Certes, le film était en VF, mais je l’ai revu tellement de fois en VO que j’ai complètement oublié comment elle sonnait. Si j’ai eu peur ? Je ne me souviens plus, mais certainement moins que la fille qui a passé la moitié du temps à hurler ! Le plus important, c’est que j’ai compris que j’aimais l’angoisse, surtout quand la sauce monte petit à petit. Avec Ring, j’ai aussi découvert qu’on pouvait faire flipper sans verser une seule goutte de sang, ou presque. Et ce tout en racontant des histoires humaines, forcément tragiques mais souvent touchantes.
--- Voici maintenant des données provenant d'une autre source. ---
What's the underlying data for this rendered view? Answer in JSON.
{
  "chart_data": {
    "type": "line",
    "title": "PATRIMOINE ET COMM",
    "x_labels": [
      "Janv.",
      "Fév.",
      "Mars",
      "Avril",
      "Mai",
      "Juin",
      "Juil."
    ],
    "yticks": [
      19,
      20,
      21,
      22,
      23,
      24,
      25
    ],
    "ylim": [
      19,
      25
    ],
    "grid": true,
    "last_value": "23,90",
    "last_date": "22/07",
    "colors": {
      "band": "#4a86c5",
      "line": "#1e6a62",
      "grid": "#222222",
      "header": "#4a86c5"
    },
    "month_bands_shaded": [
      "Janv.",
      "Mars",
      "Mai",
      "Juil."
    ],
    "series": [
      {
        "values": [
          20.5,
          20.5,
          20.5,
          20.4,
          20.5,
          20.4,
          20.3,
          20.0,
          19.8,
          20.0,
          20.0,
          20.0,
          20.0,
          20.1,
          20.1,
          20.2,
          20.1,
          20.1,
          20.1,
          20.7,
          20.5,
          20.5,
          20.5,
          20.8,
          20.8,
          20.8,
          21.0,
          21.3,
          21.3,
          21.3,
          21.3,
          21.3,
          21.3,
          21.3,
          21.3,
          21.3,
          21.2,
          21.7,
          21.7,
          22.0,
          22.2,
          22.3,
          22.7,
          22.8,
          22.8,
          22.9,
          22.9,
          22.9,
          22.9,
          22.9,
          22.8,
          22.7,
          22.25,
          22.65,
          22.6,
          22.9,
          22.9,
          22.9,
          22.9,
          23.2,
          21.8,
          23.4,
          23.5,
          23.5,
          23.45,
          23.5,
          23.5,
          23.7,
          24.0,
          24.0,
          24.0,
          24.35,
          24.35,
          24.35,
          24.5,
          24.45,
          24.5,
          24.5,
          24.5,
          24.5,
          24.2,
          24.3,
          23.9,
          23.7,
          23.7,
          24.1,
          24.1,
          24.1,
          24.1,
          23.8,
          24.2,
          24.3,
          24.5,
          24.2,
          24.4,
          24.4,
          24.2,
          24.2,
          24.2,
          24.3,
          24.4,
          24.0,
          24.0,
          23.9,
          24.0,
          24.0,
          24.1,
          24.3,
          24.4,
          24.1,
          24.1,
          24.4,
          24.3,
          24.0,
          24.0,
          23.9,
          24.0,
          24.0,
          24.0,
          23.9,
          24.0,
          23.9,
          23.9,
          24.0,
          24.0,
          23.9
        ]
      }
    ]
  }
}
Adapté du roman Ring de Koji Suzuki et sorti le 31 janvier 1998 au Japon en compagnie de sa suite méconnue, The Spiral de Joji Iida, le film raconte l’histoire d’une cassette vidéo liée à plusieurs décès suspects d’adolescents. La rumeur dit qu’un fantôme vous rend visite sept jours après son visionnage. Reiko Asakawa, journaliste, enquête en compagnie de son ex-mari Ryuji et découvre l’histoire de Sadako Yamamura, fille de médium jetée vivante au fond d’un puits duquel elle ruminera des années durant sa haine de l’humanité avant de la fixer sur bande.
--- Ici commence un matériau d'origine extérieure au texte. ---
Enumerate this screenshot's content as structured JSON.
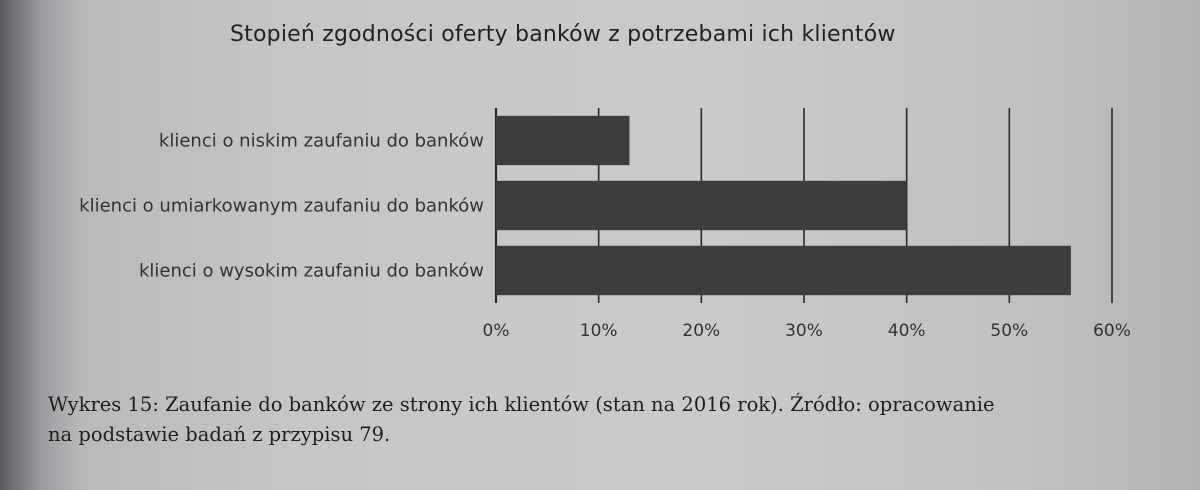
{
  "chart_data": {
    "type": "bar",
    "orientation": "horizontal",
    "title": "Stopień zgodności oferty banków z potrzebami ich klientów",
    "categories": [
      "klienci o niskim zaufaniu do banków",
      "klienci o umiarkowanym zaufaniu do banków",
      "klienci o wysokim zaufaniu do banków"
    ],
    "values": [
      13,
      40,
      56
    ],
    "xlim": [
      0,
      60
    ],
    "xticks": [
      "0%",
      "10%",
      "20%",
      "30%",
      "40%",
      "50%",
      "60%"
    ],
    "grid": "vertical",
    "bar_color": "#3d3d3f",
    "xlabel": "",
    "ylabel": ""
  },
  "caption": {
    "line1": "Wykres 15: Zaufanie do banków ze strony ich klientów (stan na 2016 rok). Źródło: opracowanie",
    "line2": "na podstawie badań z przypisu 79."
  }
}
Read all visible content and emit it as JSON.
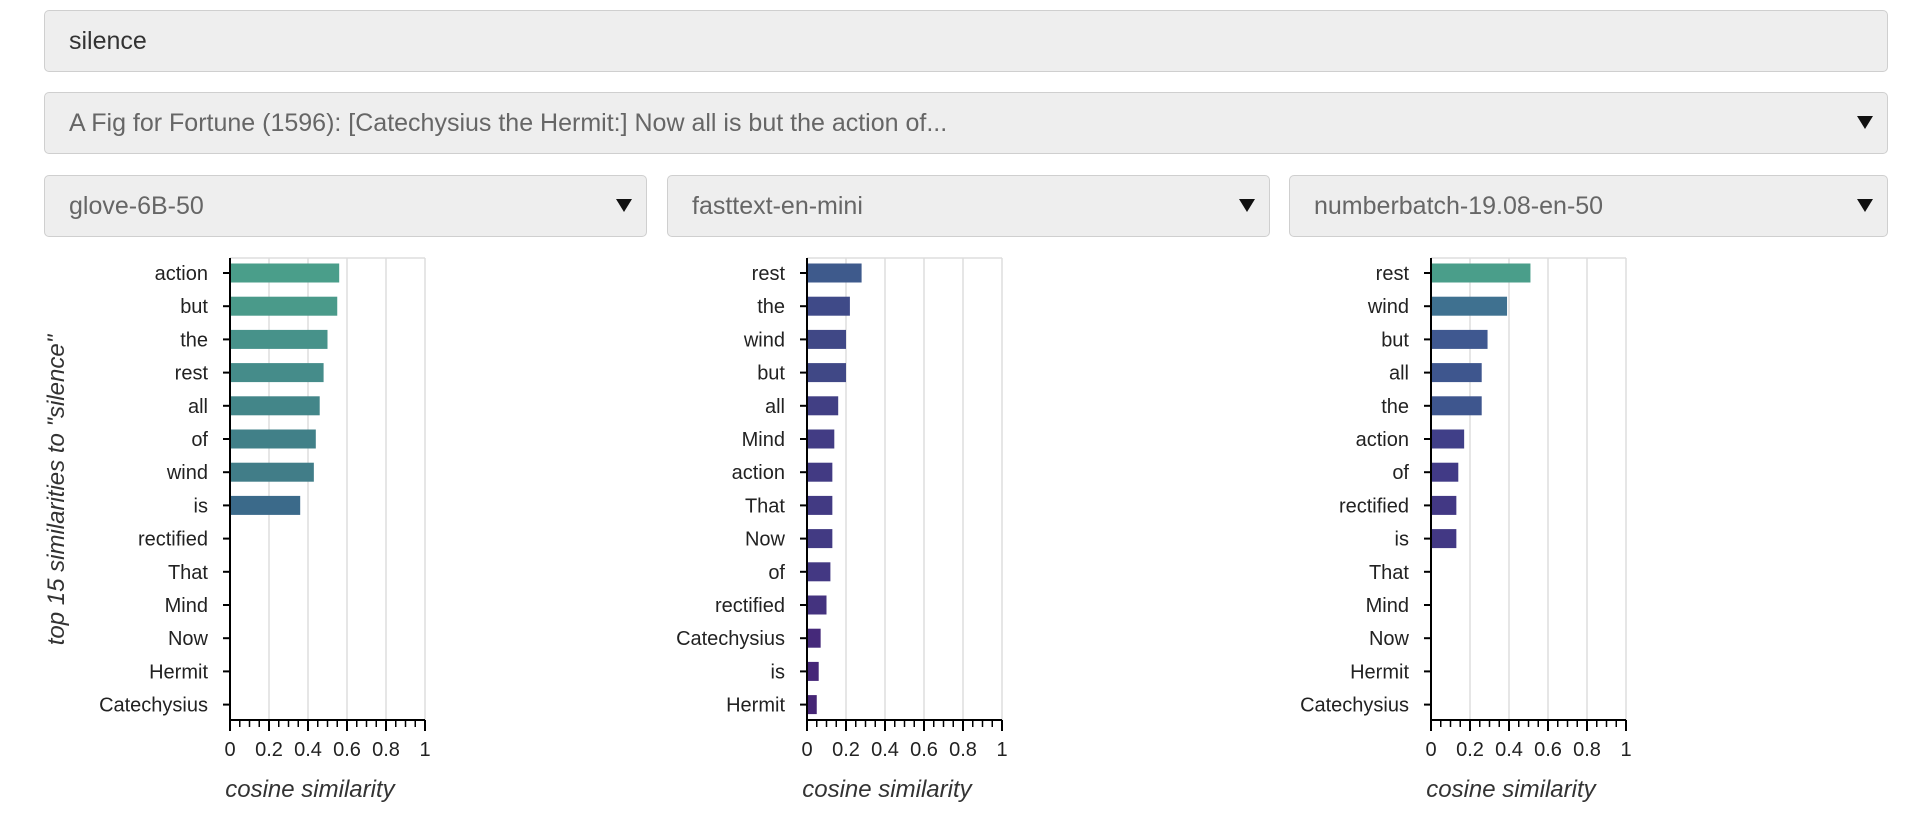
{
  "query": {
    "value": "silence"
  },
  "passage": {
    "selected": "A Fig for Fortune (1596): [Catechysius the Hermit:] Now all is but the action of..."
  },
  "models": [
    "glove-6B-50",
    "fasttext-en-mini",
    "numberbatch-19.08-en-50"
  ],
  "chart_data": [
    {
      "type": "bar",
      "orientation": "horizontal",
      "model": "glove-6B-50",
      "ylabel": "top 15 similarities to \"silence\"",
      "xlabel": "cosine similarity",
      "xlim": [
        0,
        1
      ],
      "x_ticks": [
        "0",
        "0.2",
        "0.4",
        "0.6",
        "0.8",
        "1"
      ],
      "grid": true,
      "categories": [
        "action",
        "but",
        "the",
        "rest",
        "all",
        "of",
        "wind",
        "is",
        "rectified",
        "That",
        "Mind",
        "Now",
        "Hermit",
        "Catechysius"
      ],
      "values": [
        0.56,
        0.55,
        0.5,
        0.48,
        0.46,
        0.44,
        0.43,
        0.36,
        0,
        0,
        0,
        0,
        0,
        0
      ],
      "colors": [
        "#4a9e8a",
        "#4a9a8a",
        "#47928a",
        "#458c8a",
        "#438689",
        "#418088",
        "#417d88",
        "#3b6a8a",
        "#3b6a8a",
        "#3b6a8a",
        "#3b6a8a",
        "#3b6a8a",
        "#3b6a8a",
        "#3b6a8a"
      ]
    },
    {
      "type": "bar",
      "orientation": "horizontal",
      "model": "fasttext-en-mini",
      "xlabel": "cosine similarity",
      "xlim": [
        0,
        1
      ],
      "x_ticks": [
        "0",
        "0.2",
        "0.4",
        "0.6",
        "0.8",
        "1"
      ],
      "grid": true,
      "categories": [
        "rest",
        "the",
        "wind",
        "but",
        "all",
        "Mind",
        "action",
        "That",
        "Now",
        "of",
        "rectified",
        "Catechysius",
        "is",
        "Hermit"
      ],
      "values": [
        0.28,
        0.22,
        0.2,
        0.2,
        0.16,
        0.14,
        0.13,
        0.13,
        0.13,
        0.12,
        0.1,
        0.07,
        0.06,
        0.05
      ],
      "colors": [
        "#3e5a8c",
        "#3f4a88",
        "#404886",
        "#404886",
        "#413f84",
        "#423c84",
        "#423a83",
        "#423a83",
        "#423a83",
        "#433883",
        "#44337f",
        "#45297a",
        "#452678",
        "#452575"
      ]
    },
    {
      "type": "bar",
      "orientation": "horizontal",
      "model": "numberbatch-19.08-en-50",
      "xlabel": "cosine similarity",
      "xlim": [
        0,
        1
      ],
      "x_ticks": [
        "0",
        "0.2",
        "0.4",
        "0.6",
        "0.8",
        "1"
      ],
      "grid": true,
      "categories": [
        "rest",
        "wind",
        "but",
        "all",
        "the",
        "action",
        "of",
        "rectified",
        "is",
        "That",
        "Mind",
        "Now",
        "Hermit",
        "Catechysius"
      ],
      "values": [
        0.51,
        0.39,
        0.29,
        0.26,
        0.26,
        0.17,
        0.14,
        0.13,
        0.13,
        0,
        0,
        0,
        0,
        0
      ],
      "colors": [
        "#4a9e8a",
        "#3f7190",
        "#3f5890",
        "#3e568e",
        "#3e568e",
        "#403f88",
        "#413a86",
        "#423884",
        "#423884",
        "#423884",
        "#423884",
        "#423884",
        "#423884",
        "#423884"
      ]
    }
  ]
}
S’il est bien sûr un film d’horreur – même si je préfère parler d’épouvante -, Ring est tout autant un thriller technologique. La cassette maudite et ses artefacts, les photos aux visages altérés, l’enquête menée au banc de montage… Sans oublier bien sûr le climax du film, l’irruption de Sadako à travers une télévision. Quiconque passe sa vie entouré d’écrans et de gadgets divers (moi) ne peut qu’apprécier, même si les outils modernes sont mis au service de visions toutes plus terrifiantes les unes que les autres. Pour tout vous dire, pendant quelques temps, j’ai regardé ma télévision d’un oeil méfiant au moment de me coucher…
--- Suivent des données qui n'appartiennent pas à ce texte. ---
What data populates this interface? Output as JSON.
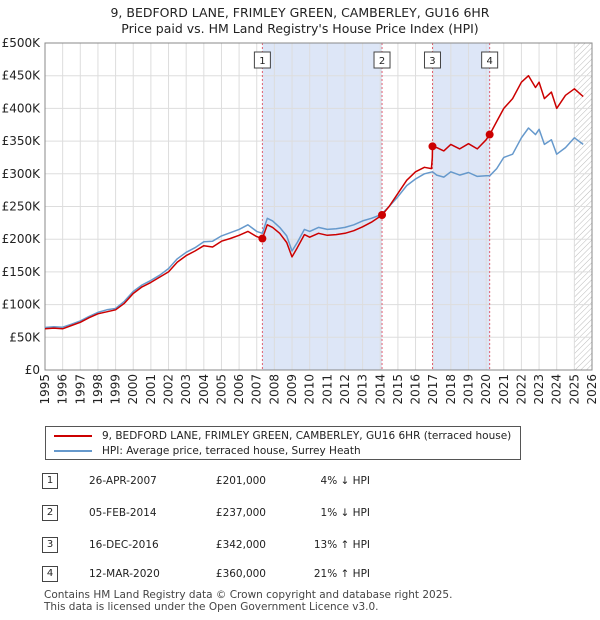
{
  "title": "9, BEDFORD LANE, FRIMLEY GREEN, CAMBERLEY, GU16 6HR",
  "subtitle": "Price paid vs. HM Land Registry's House Price Index (HPI)",
  "legend": {
    "property_label": "9, BEDFORD LANE, FRIMLEY GREEN, CAMBERLEY, GU16 6HR (terraced house)",
    "hpi_label": "HPI: Average price, terraced house, Surrey Heath"
  },
  "colors": {
    "property": "#cc0000",
    "hpi": "#6699cc",
    "shade": "#dde6f7",
    "grid": "#dddddd"
  },
  "transactions": [
    {
      "num": "1",
      "date": "26-APR-2007",
      "price": "£201,000",
      "hpi": "4% ↓ HPI"
    },
    {
      "num": "2",
      "date": "05-FEB-2014",
      "price": "£237,000",
      "hpi": "1% ↓ HPI"
    },
    {
      "num": "3",
      "date": "16-DEC-2016",
      "price": "£342,000",
      "hpi": "13% ↑ HPI"
    },
    {
      "num": "4",
      "date": "12-MAR-2020",
      "price": "£360,000",
      "hpi": "21% ↑ HPI"
    }
  ],
  "footer": {
    "line1": "Contains HM Land Registry data © Crown copyright and database right 2025.",
    "line2": "This data is licensed under the Open Government Licence v3.0."
  },
  "chart_data": {
    "type": "line",
    "xlim": [
      1995,
      2026
    ],
    "ylim": [
      0,
      500000
    ],
    "x_ticks": [
      "1995",
      "1996",
      "1997",
      "1998",
      "1999",
      "2000",
      "2001",
      "2002",
      "2003",
      "2004",
      "2005",
      "2006",
      "2007",
      "2008",
      "2009",
      "2010",
      "2011",
      "2012",
      "2013",
      "2014",
      "2015",
      "2016",
      "2017",
      "2018",
      "2019",
      "2020",
      "2021",
      "2022",
      "2023",
      "2024",
      "2025",
      "2026"
    ],
    "y_ticks": [
      {
        "value": 0,
        "label": "£0"
      },
      {
        "value": 50000,
        "label": "£50K"
      },
      {
        "value": 100000,
        "label": "£100K"
      },
      {
        "value": 150000,
        "label": "£150K"
      },
      {
        "value": 200000,
        "label": "£200K"
      },
      {
        "value": 250000,
        "label": "£250K"
      },
      {
        "value": 300000,
        "label": "£300K"
      },
      {
        "value": 350000,
        "label": "£350K"
      },
      {
        "value": 400000,
        "label": "£400K"
      },
      {
        "value": 450000,
        "label": "£450K"
      },
      {
        "value": 500000,
        "label": "£500K"
      }
    ],
    "shaded_periods": [
      [
        2007.32,
        2014.1
      ],
      [
        2016.96,
        2020.2
      ]
    ],
    "sale_markers": [
      {
        "label": "1",
        "x": 2007.32,
        "y": 201000
      },
      {
        "label": "2",
        "x": 2014.1,
        "y": 237000
      },
      {
        "label": "3",
        "x": 2016.96,
        "y": 342000
      },
      {
        "label": "4",
        "x": 2020.2,
        "y": 360000
      }
    ],
    "hatch_from": 2025.0,
    "series": [
      {
        "name": "HPI: Average price, terraced house, Surrey Heath",
        "x": [
          1995,
          1995.5,
          1996,
          1996.5,
          1997,
          1997.5,
          1998,
          1998.5,
          1999,
          1999.5,
          2000,
          2000.5,
          2001,
          2001.5,
          2002,
          2002.5,
          2003,
          2003.5,
          2004,
          2004.5,
          2005,
          2005.5,
          2006,
          2006.5,
          2007,
          2007.32,
          2007.6,
          2007.9,
          2008.3,
          2008.7,
          2009.0,
          2009.3,
          2009.7,
          2010.0,
          2010.5,
          2011,
          2011.5,
          2012,
          2012.5,
          2013,
          2013.5,
          2014,
          2014.1,
          2014.5,
          2015,
          2015.5,
          2016,
          2016.5,
          2016.96,
          2017.2,
          2017.6,
          2018,
          2018.5,
          2019,
          2019.5,
          2020,
          2020.2,
          2020.6,
          2021,
          2021.5,
          2022,
          2022.4,
          2022.8,
          2023.0,
          2023.3,
          2023.7,
          2024,
          2024.5,
          2025,
          2025.5
        ],
        "y": [
          65000,
          66000,
          65500,
          70000,
          75000,
          82000,
          88000,
          92000,
          94000,
          105000,
          120000,
          130000,
          137000,
          145000,
          155000,
          170000,
          180000,
          187000,
          196000,
          197000,
          205000,
          210000,
          215000,
          222000,
          212000,
          209000,
          232000,
          228000,
          218000,
          205000,
          182000,
          195000,
          215000,
          212000,
          218000,
          215000,
          216000,
          218000,
          222000,
          228000,
          232000,
          237000,
          239000,
          250000,
          265000,
          282000,
          292000,
          300000,
          303000,
          298000,
          295000,
          303000,
          298000,
          302000,
          296000,
          297000,
          297000,
          308000,
          325000,
          330000,
          355000,
          370000,
          360000,
          368000,
          345000,
          352000,
          330000,
          340000,
          355000,
          345000
        ]
      },
      {
        "name": "9, BEDFORD LANE, FRIMLEY GREEN, CAMBERLEY, GU16 6HR (terraced house)",
        "x": [
          1995,
          1995.5,
          1996,
          1996.5,
          1997,
          1997.5,
          1998,
          1998.5,
          1999,
          1999.5,
          2000,
          2000.5,
          2001,
          2001.5,
          2002,
          2002.5,
          2003,
          2003.5,
          2004,
          2004.5,
          2005,
          2005.5,
          2006,
          2006.5,
          2007,
          2007.31,
          2007.32,
          2007.6,
          2007.9,
          2008.3,
          2008.7,
          2009.0,
          2009.3,
          2009.7,
          2010.0,
          2010.5,
          2011,
          2011.5,
          2012,
          2012.5,
          2013,
          2013.5,
          2014,
          2014.09,
          2014.1,
          2014.5,
          2015,
          2015.5,
          2016,
          2016.5,
          2016.9,
          2016.95,
          2016.96,
          2017.2,
          2017.6,
          2018,
          2018.5,
          2019,
          2019.5,
          2020,
          2020.19,
          2020.2,
          2020.6,
          2021,
          2021.5,
          2022,
          2022.4,
          2022.8,
          2023.0,
          2023.3,
          2023.7,
          2024,
          2024.5,
          2025,
          2025.5
        ],
        "y": [
          63000,
          64000,
          63000,
          68000,
          73000,
          80000,
          86000,
          89000,
          92000,
          102000,
          117000,
          127000,
          134000,
          142000,
          150000,
          165000,
          175000,
          182000,
          190000,
          188000,
          197000,
          201000,
          206000,
          212000,
          204000,
          201000,
          201000,
          222000,
          218000,
          209000,
          195000,
          173000,
          187000,
          207000,
          203000,
          209000,
          206000,
          207000,
          209000,
          213000,
          219000,
          226000,
          235000,
          237000,
          237000,
          250000,
          270000,
          290000,
          303000,
          310000,
          308000,
          325000,
          342000,
          340000,
          335000,
          345000,
          338000,
          346000,
          338000,
          352000,
          360000,
          360000,
          380000,
          400000,
          415000,
          440000,
          450000,
          432000,
          440000,
          415000,
          425000,
          400000,
          420000,
          430000,
          418000
        ]
      }
    ]
  }
}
Un malaise diffus qui ne m’a pourtant pas coupé l’envie de voir les autres films de la franchise : The Spiral, la vraie suite “oubliée”, Ring 2, qui part dans tous les sens, Ring 0, le préquel touchant centré sur Sadako… Avec entrain, j’ai sauté dans le puits sans fond de la J-horror et découvert la franchise Ju-on, Dark Water, Kaïro, Noroi, La Mort en ligne et j’en passe, mais aussi des films sud-coréens comme la saga Whispering Corridors, Deux soeurs, Phone, Bunshinsaba, White : The Melody of the Curse… Moi qui évitait les films d’horreur, j’étais devenu fan de cette épouvante qui glace le sang sans (trop) le faire couler. Et pour ça, je dis merci au film du mercredi soir.